Dentro do campo dos games para celular já é há muito sabido que gerar certo grau de desconforto para o jogador faz com que ele gaste mais dinheiro com as micro-transações oferecidas, pois é gerada uma vontade de se livrar do incômodo apresentado ao mesmo tempo que se quer continuar dentro do jogo. O Facebook apenas replicou isso em uma escala muito maior. Deixe seus usuários incomodados, estressados, pensando em responder a aquela postagem de alinhamento ideológico contrário ao seu mesmo quando está desligado da plataforma. Patrocinadores pagam cada vez mais caro para anunciar na plataforma.
Mas por quanto tempo você pode realisticamente manter as pessoas nesse estado? Alguns continuariam, até por já terem transformado suas vidas para se encaixarem no entorno desses conflitos, preenchendo necessidades e insuficiências pessoais com batalhas ideológicas que pareçam relevantes. No entorno desses usuários, no entanto, existem outros cujo interesse é mais voltado à realidade cotidiana, por exemplo, acompanhar o que fazem os amigos, a que eventos vão, como estão seus filhos, entre outras coisas. Essas pessoas ficaram cansadas do constante conflito político e cada vez mais abandonam a plataforma ou limitam seu uso.

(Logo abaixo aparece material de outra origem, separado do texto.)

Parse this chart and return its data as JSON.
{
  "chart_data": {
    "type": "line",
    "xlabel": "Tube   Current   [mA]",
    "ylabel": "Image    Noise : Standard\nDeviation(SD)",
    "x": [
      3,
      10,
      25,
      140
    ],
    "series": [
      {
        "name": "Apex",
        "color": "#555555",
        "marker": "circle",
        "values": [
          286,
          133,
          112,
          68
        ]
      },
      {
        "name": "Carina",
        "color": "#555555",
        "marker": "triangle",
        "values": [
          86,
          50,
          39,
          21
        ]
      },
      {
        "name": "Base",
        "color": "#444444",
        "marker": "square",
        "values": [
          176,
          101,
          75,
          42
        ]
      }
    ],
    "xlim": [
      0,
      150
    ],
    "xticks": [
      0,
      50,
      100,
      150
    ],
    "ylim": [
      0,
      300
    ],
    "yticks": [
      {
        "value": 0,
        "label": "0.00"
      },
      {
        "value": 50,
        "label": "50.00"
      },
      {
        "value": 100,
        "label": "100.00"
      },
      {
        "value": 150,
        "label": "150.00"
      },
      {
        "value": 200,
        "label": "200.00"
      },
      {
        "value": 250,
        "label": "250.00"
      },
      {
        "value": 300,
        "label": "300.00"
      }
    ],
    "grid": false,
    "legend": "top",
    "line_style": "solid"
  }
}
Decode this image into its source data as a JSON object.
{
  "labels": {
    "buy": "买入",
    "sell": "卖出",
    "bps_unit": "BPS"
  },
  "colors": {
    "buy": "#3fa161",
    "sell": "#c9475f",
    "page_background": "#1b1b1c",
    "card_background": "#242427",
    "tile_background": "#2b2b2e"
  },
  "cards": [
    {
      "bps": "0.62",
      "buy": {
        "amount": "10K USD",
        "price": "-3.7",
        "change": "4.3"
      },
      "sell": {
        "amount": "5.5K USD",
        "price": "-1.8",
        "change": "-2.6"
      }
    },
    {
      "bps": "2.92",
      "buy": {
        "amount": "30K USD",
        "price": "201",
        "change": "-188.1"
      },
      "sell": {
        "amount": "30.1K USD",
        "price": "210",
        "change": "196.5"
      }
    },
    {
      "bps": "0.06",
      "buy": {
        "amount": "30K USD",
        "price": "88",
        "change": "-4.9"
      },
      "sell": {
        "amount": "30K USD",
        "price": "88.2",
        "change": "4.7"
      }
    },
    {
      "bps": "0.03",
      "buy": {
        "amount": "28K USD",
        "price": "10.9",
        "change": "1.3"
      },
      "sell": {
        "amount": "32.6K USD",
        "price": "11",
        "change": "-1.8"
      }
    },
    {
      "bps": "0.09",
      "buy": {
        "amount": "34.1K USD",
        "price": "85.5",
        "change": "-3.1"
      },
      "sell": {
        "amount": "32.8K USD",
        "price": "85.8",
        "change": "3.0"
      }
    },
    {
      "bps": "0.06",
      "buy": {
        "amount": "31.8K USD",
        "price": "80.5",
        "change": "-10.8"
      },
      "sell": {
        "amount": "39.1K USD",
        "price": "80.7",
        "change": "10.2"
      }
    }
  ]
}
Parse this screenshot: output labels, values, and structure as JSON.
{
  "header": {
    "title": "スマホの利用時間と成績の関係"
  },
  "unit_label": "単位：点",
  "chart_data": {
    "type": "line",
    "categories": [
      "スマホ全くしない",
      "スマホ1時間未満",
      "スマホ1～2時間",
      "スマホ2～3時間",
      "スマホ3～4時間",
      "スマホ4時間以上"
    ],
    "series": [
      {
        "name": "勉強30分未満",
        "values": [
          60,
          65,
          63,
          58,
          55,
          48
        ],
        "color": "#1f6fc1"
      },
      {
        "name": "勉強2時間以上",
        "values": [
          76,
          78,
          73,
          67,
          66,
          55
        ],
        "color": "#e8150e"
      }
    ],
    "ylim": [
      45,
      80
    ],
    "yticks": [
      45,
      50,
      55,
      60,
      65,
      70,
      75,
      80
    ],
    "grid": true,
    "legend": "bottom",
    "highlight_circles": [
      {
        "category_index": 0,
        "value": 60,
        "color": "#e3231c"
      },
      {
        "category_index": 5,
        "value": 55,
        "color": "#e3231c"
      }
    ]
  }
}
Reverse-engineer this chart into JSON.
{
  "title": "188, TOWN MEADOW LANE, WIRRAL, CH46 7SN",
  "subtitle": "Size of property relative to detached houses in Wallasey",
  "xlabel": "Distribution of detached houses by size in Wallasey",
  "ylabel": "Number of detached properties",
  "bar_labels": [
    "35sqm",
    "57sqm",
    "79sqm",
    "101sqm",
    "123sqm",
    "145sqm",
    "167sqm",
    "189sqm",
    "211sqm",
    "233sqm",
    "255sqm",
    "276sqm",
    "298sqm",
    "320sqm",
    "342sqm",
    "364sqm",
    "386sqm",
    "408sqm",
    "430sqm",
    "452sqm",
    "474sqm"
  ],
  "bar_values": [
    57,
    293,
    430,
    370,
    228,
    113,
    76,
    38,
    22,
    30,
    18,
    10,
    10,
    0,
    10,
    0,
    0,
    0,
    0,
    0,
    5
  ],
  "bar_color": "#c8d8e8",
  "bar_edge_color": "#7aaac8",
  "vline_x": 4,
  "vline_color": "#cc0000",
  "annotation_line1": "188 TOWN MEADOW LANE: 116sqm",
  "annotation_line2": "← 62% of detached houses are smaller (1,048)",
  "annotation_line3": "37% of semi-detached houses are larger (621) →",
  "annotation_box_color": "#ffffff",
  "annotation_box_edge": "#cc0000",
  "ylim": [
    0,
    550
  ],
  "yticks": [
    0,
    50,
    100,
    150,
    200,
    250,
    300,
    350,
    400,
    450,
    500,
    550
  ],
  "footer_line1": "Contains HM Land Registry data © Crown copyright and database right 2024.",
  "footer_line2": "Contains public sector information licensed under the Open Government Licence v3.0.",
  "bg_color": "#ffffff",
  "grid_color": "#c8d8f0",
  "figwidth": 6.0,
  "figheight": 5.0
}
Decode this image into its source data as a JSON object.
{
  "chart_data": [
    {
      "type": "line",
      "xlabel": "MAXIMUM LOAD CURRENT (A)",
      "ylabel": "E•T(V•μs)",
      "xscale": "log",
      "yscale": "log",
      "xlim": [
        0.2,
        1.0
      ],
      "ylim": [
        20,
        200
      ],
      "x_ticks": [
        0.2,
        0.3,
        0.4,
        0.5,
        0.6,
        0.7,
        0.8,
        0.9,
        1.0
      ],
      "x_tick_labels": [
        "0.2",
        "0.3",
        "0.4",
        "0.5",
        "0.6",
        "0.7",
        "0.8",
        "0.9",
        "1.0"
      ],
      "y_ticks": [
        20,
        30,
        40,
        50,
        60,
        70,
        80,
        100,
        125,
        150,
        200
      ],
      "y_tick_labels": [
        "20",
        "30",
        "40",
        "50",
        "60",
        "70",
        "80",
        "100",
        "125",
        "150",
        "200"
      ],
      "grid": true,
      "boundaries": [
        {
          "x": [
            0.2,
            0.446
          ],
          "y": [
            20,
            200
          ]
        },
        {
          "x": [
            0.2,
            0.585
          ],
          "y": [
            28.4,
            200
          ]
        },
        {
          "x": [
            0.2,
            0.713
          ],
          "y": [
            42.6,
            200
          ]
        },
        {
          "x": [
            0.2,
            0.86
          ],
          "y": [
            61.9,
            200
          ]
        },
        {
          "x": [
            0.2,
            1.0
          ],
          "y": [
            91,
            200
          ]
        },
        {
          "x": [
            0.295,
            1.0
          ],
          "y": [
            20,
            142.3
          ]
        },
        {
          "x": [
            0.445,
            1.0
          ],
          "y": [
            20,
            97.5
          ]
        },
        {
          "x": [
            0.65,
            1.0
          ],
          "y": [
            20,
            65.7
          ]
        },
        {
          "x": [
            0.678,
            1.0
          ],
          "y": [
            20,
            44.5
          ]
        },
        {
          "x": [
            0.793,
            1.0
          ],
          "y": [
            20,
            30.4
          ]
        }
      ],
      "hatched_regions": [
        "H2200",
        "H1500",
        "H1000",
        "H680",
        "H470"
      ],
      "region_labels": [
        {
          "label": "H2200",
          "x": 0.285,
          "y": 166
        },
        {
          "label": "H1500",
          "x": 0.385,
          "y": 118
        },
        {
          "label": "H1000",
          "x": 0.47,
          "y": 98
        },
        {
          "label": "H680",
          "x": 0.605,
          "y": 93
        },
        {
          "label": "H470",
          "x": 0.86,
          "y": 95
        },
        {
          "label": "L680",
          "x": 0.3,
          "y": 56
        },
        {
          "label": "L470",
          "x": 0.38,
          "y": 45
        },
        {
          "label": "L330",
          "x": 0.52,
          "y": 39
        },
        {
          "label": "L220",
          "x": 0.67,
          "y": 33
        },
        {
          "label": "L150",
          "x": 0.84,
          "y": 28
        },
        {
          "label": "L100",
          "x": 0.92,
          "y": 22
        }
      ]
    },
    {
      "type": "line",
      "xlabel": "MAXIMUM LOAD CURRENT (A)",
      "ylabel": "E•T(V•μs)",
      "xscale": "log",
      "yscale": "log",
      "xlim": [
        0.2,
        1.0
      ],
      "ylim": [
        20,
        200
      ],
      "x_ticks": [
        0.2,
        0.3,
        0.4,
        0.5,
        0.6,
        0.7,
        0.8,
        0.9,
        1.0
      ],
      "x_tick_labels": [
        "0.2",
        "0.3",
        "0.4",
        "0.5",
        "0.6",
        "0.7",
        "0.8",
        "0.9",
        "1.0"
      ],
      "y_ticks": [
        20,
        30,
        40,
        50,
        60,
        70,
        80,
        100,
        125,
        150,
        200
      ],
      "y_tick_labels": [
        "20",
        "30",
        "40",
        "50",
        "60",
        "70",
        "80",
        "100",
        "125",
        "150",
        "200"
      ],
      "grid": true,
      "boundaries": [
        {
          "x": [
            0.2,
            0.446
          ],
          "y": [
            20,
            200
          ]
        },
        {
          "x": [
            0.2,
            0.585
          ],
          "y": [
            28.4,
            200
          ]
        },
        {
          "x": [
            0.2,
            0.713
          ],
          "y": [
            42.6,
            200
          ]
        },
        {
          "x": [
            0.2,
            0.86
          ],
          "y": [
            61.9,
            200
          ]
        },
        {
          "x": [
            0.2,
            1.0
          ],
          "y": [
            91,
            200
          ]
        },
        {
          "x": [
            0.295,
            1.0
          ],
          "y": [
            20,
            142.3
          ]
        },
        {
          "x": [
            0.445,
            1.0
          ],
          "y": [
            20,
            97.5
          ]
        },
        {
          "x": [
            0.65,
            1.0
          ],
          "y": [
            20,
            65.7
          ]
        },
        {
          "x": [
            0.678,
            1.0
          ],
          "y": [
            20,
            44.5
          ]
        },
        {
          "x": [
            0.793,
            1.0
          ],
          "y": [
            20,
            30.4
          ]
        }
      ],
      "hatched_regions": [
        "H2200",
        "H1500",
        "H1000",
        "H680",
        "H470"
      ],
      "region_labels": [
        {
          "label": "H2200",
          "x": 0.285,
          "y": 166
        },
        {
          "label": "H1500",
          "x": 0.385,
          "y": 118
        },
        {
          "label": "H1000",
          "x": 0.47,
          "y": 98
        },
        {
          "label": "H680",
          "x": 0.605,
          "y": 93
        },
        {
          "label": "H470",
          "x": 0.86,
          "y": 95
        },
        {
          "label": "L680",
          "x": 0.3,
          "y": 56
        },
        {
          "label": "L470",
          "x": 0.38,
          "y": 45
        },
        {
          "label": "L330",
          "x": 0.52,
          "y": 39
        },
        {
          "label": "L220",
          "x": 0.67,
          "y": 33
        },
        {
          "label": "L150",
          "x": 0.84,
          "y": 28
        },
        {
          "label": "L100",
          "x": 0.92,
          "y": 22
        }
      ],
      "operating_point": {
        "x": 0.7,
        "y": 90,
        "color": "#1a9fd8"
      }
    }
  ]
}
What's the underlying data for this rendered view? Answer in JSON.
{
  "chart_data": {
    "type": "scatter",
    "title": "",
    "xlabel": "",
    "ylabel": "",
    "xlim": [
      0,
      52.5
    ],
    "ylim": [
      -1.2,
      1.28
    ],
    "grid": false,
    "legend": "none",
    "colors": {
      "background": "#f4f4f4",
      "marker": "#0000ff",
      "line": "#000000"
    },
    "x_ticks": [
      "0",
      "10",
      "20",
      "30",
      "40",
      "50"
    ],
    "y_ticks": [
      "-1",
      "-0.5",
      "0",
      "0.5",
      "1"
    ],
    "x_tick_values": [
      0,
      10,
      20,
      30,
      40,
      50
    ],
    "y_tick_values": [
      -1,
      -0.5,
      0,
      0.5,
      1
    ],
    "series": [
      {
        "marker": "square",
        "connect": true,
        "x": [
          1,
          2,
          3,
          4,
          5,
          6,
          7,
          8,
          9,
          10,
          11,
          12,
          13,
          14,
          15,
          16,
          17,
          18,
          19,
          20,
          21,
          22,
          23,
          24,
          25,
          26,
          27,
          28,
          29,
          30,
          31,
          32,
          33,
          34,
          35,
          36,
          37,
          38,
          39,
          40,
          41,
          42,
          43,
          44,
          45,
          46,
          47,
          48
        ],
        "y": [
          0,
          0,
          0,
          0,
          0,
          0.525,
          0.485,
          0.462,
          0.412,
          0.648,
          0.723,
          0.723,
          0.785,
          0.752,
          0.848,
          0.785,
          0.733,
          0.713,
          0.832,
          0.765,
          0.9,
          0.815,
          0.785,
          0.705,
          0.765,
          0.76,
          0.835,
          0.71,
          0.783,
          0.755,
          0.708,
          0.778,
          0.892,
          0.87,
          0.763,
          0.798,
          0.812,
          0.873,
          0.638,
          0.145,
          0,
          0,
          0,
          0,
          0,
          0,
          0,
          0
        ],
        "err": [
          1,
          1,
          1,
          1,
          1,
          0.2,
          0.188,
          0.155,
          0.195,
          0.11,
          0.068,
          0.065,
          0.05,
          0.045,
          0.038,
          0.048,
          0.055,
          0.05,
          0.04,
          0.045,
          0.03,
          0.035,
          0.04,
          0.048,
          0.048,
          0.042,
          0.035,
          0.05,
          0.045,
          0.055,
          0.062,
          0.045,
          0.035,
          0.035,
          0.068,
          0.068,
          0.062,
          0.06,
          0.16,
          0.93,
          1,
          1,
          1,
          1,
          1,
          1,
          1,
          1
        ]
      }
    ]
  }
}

Zuckerberg anunciou que a mudança de foco da empresa em 2018 seria voltado ao bem-estar de seus usuários, buscando tirar a prioridade do conteúdo político e dar mais ênfase para “o que realmente importa”, como família, animais de estimação, seriados, passeios e afins. Percebe-se o a seriedade da situação quando se lê mais à frente em sua postagem que o próprio CEO afirma que o lucro da Facebook vai cair como consequência da mudança, mas que lhe parece um movimento importante no longo prazo.
Inauguramos este ano com a promessa de uma nova era de paz dentro da maior rede social do mundo. Infelizmente, essa quietude vem com data de validade prevista, durando até o momento em que parecer lucrativo ao mercado reinserir a todos em um guerra ideológica global, quando a Facebook certamente não irá hesitar em mudar todo seu sistema novamente.
(*) Mark W. Datysgeld é mestre em Relações Internacionais pelo Programa de Pós-Graduação San Tiago Dantas (UNESP, UNICAMP, PUC-SP), especialista nos temas da Governança da Internet e no impacto da tecnologia na formação de políticas públicas e privadas. É fundador do curso Governance Primer, iniciativa gratuita de ensino de Governança da Internet na América Latina. Toda sua produção está disponível em: www.markwd.website.